7. For we fail by thy anger. Moses makes mention of the anger of God advisedly; for it is necessary that men be touched with the feeling of this, in order to their considering in good earnest, what experience constrains them to acknowledge, how soon they finish their course and pass away. He had, however, still another reason for joining together the brevity of human life and the anger of God. Whilst men are by nature so transitory, and, as it were, shadowy, the Israelites were afflicted by the hostile hand of God; and his anger is less supportable by our frail natures, which speedily vanish away, than it would be were we furnished with some tolerable degree of strength.

8. Thou hast set our iniquities before thee. To show that by this complaint he is far from intending to murmur against God, he asserts that the Divine anger, however terrible it had been, was just, inasmuch as the people had provoked it by their iniquities; for those who, when stricken by the Divine hand, are not brought to genuine humiliation, harden themselves more and more.
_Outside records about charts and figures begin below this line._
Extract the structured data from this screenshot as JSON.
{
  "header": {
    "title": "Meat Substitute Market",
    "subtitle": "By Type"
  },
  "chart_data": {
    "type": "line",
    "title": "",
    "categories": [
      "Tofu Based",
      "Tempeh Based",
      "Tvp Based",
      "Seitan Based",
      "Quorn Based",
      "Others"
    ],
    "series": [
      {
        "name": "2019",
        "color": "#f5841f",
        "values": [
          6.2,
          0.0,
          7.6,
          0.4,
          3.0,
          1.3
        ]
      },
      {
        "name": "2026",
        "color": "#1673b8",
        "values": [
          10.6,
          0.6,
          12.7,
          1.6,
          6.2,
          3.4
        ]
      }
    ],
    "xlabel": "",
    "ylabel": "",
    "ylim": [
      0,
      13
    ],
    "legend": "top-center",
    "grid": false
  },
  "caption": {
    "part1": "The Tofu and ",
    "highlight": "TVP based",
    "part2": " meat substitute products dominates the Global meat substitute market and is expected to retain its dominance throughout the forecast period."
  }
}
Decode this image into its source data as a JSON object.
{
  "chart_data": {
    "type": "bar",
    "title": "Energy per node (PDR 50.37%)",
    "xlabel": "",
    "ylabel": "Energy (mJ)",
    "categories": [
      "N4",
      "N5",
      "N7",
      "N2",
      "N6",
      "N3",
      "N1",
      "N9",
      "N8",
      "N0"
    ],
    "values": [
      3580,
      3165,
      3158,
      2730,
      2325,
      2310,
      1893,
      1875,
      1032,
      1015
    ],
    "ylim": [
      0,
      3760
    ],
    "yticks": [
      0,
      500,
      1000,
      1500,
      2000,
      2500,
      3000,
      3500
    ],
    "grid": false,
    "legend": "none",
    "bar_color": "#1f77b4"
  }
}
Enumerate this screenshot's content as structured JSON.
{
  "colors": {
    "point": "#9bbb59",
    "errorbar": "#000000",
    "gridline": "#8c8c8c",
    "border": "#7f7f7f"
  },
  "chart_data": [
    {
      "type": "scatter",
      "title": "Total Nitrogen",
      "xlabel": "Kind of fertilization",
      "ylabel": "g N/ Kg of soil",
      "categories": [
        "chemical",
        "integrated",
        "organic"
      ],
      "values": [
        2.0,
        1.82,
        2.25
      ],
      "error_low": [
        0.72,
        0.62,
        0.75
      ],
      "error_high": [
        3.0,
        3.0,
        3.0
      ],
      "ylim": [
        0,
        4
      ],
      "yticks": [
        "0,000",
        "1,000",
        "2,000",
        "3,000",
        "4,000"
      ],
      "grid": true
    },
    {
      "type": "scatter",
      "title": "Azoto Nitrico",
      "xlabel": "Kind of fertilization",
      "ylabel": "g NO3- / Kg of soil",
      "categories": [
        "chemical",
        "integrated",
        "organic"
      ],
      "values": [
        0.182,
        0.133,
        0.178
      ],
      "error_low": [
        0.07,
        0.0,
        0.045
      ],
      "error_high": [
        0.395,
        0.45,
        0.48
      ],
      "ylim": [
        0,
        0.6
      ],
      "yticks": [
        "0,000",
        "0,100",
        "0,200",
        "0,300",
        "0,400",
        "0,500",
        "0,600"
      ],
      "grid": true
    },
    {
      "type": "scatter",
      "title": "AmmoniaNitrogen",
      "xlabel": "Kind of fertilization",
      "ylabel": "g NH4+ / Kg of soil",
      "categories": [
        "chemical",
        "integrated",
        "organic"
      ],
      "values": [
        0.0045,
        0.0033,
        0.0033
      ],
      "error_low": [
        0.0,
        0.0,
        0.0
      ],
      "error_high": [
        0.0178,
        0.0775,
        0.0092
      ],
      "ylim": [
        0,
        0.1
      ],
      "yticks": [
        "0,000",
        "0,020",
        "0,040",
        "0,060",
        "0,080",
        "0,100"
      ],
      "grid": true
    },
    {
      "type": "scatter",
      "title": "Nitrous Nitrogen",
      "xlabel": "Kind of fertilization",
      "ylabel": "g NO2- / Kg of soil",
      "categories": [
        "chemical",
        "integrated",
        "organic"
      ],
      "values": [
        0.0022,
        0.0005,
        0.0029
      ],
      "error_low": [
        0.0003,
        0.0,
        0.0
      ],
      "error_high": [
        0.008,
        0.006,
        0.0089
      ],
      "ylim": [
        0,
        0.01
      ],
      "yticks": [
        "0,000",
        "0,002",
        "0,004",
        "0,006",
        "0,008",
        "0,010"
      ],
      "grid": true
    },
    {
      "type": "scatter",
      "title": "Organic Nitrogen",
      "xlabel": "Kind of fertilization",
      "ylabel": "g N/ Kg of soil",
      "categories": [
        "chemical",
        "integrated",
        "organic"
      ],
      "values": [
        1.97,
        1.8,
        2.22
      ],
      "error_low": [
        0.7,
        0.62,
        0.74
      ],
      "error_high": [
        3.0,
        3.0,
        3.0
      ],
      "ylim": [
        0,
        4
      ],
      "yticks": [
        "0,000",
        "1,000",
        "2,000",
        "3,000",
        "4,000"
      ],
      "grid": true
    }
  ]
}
The true way to profit, and also to subdue our pride, is to feel that He is a righteous judge. Accordingly Moses, after having briefly taught that men by nature vanish away like smoke, gathers from thence that it is not to be wondered at if God exanimates and consumes those whom he pursues with his wrath. The manner of the expression by which God is described as showing the tokens of his anger is to be observed -- he sets the iniquities of men before his eyes. Hence it follows, that whatever intermission of punishment we experience ought in justice to be ascribed to the forbearance of. God, who buries our sins that he may spare us. The word Mymwle, alumim, which I have rendered our secret sins, is translated by some, our youth;2 as if Moses had said that the faults committed in youth are brought to remembrance. But this is too forced, and inconsistent with the scope of the passage; for it would destroy the contrast between secret sins and the light of God's countenance, by which Moses intimates that men hide themselves in darkness, and wrap themselves in many deceits, so long as God does not shine upon them with the light of his judgment; whereas, when he draws them back from their subterfuges, by which they endeavor to escape from him, and sets before his eyes the sins which they hide by hypocrisy, being subdued by fear and dread, they are brought sincerely to humble themselves before him.


1 "'Our home' -- or 'our dwelling-place.' This image seems to have a particular reference to the unsettled condition of the Israelites before their establishment in the Land of Promise. 'Strangers and pilgrims as we have hitherto been, in every succeeding generation, from the days of Abraham; first sojourners in Canaan; then bondsmen in Egypt; now wanderers in this dreary waste; we nevertheless find the comforts of a home and settlement in thy miraculous protection.'" -- Horsley.

2 "In the Indies," says Sir John Chardin, "the parts of the night are made known, as well by instruments (of music,) in great cities, as by the rounds of the watchmen, who, with cries and small drums, give notice that a fourth part of the night is passed. Now, as these cries awaked those who had slept all that quarter part of the night, it appeared to them but as a moment." -- Harmer's Observations, volume 1, page 333. If this psalm was the production of Moses, it is observable that night watches were in use in his time.